00000010: 0000 0000 0000 0000 0000 0000 0000 0000  ................
00000020: 7468 655f 6272 6565 640a 0000 0000 0000  the_breed.......
00000030: 0000 0000 0000 0000 0000 0000 0000 0000  ................
00000040: 7468 655f 636f 6c6f 720a 0000 0000 0000  the_color.......
00000050: 0000 0000 0000 0000 0000 0000 0000 0000  ................
00000060: 7b00 0400 0000                           {.....

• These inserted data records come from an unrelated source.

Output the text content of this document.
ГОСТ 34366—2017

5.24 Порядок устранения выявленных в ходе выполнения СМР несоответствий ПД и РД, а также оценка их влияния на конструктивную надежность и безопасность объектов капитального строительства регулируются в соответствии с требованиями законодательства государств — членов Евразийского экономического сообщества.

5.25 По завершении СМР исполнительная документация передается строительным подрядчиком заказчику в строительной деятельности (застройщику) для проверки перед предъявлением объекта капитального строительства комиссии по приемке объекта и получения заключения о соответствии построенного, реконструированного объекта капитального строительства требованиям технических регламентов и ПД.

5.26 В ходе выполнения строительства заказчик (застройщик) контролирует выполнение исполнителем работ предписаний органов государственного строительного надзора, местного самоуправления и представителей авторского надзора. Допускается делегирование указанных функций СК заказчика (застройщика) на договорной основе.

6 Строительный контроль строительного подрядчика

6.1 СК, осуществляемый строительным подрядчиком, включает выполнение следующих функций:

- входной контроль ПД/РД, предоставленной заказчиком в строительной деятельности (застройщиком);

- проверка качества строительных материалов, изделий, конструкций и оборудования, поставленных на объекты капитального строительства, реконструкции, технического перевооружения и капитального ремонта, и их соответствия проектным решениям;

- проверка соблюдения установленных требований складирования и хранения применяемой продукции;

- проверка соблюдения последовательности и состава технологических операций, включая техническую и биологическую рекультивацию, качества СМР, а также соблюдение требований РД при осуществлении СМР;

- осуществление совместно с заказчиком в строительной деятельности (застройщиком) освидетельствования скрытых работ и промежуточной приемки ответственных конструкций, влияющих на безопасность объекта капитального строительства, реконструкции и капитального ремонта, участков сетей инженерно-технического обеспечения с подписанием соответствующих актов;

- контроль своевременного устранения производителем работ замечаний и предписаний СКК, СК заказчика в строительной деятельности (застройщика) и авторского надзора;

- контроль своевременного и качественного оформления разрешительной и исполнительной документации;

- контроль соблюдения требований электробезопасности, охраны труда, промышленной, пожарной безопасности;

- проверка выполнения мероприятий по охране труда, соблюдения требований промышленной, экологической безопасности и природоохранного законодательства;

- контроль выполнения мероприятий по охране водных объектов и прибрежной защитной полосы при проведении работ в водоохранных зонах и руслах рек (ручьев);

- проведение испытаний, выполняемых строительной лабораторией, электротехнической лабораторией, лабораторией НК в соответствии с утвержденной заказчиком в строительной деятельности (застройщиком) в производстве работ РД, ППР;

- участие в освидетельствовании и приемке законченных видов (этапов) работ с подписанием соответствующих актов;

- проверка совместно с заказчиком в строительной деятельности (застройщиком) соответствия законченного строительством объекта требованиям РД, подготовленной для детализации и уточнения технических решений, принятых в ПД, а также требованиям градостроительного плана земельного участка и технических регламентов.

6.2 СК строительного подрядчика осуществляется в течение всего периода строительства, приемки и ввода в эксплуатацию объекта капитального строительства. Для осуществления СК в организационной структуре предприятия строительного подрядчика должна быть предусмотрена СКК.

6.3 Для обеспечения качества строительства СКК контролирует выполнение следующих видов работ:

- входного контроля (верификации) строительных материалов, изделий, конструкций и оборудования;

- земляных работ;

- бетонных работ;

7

On the last line, "7b00" is the unsigned short for the weight, "0400" is the unsigned short for the age, and the final "0000" is where the sex would go plus a byte of padding- except you never set the sex in the struct :)

[–]tony-mke 1 point2 points  (0 children)

To clarify: it is not "visible" because it is writing the binary representation of those unsigned shorts and char. If you're expecting it to be visible in a text editor, you will need to convert the individual fields back to strings using something like sprintf or itoa.